If this all sounds a bit theoretical, that’s because it is. Katz and Wang expect it will be four years before their newly funded project reaches completion. At this stage, Katz can’t even say for certain which injuries their system might be able to recognize, or exactly how it could treat them. Right now, he says, they’re simply designing a logic gate that can distinguish between different injures–what the biomarker combinations look like and the enzymatic code to interpret them. Next they’ll decide which bodily fluids would work best, and from there they can begin their electrode design.
Of the hundreds of sensors in Wang’s office, he points to a few he believes might be useful models. One, meant to be rolled up into a tight cylinder, is so minute that it could fit into a tear duct. Another, larger one could have a small subcutaneous sensor that sits just under the skin. “We want something that would be minimally invasive, or, more desirably, noninvasive, that could sample tears, saliva, or sweat,” he says.

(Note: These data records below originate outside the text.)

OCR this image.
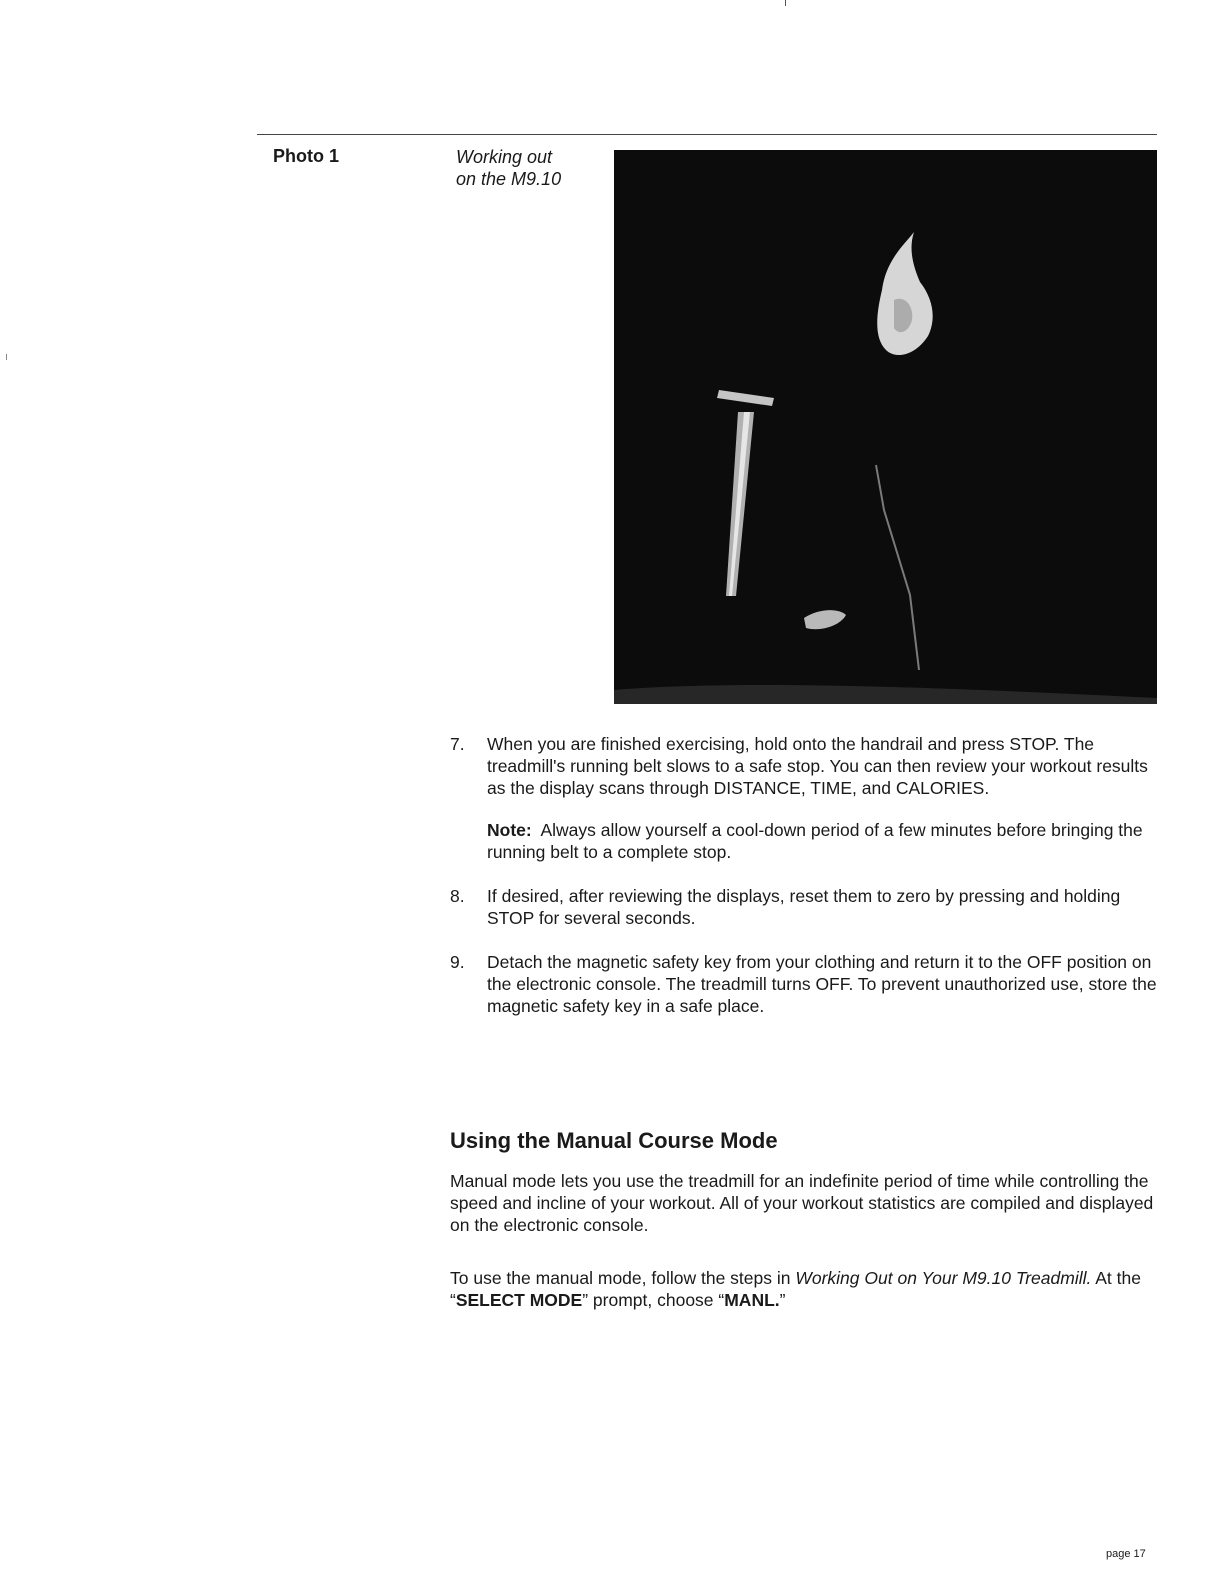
Photo 1	Working out
on the M9.10
7. When you are finished exercising, hold onto the handrail and press STOP. The treadmill's running belt slows to a safe stop. You can then review your workout results as the display scans through DISTANCE, TIME, and CALORIES.
Note: Always allow yourself a cool-down period of a few minutes before bringing the running belt to a complete stop.
8. If desired, after reviewing the displays, reset them to zero by pressing and holding STOP for several seconds.
9. Detach the magnetic safety key from your clothing and return it to the OFF position on the electronic console. The treadmill turns OFF. To prevent unauthorized use, store the magnetic safety key in a safe place.
Using the Manual Course Mode

Manual mode lets you use the treadmill for an indefinite period of time while controlling the speed and incline of your workout. All of your workout statistics are compiled and displayed on the electronic console.

To use the manual mode, follow the steps in Working Out on Your M9.10 Treadmill. At the “SELECT MODE” prompt, choose “MANL.”

page 17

The researchers have a big task ahead of them. “I think an important challenge is finding out of the things they can sense, how reliable [they] will be in a battlefield situation,” says Martin Bazant, a professor of mechanical engineering at Stanford University. “Will you be able to add value to the soldier without adding weight or risk of malfunction?”
Bazant is familiar with the difficulties of designing for soldiers in combat–he was one of the founding members of MIT’s Institute for Soldier Nanotechnologies–and he notes that development of the sensor itself would be a huge boon. “Having the ability to detect accurate levels of those chemicals in real time in the battlefield, reliably–that’s already interesting,” he says. “A medic could read it off, and use it to determine how critical a patient is, whether treatment is necessary, whether a patient should be moved to another location.” However, Bazant is skeptical about the use of a fully automated system for injury sensing and drug dosing in the absence of a medic.
If Wang and Katz are successful, their project will have applications not just during wartime but in everyday medicine. Doctors are always in need of sensors that provide a more accurate picture of what’s going on in a patient’s body. It could be adapted to detect cardiac markers–for example, to rapidly diagnose a heart attack or a stroke. “This can be useful whenever we have something urgent that needs quick action,” Wang says.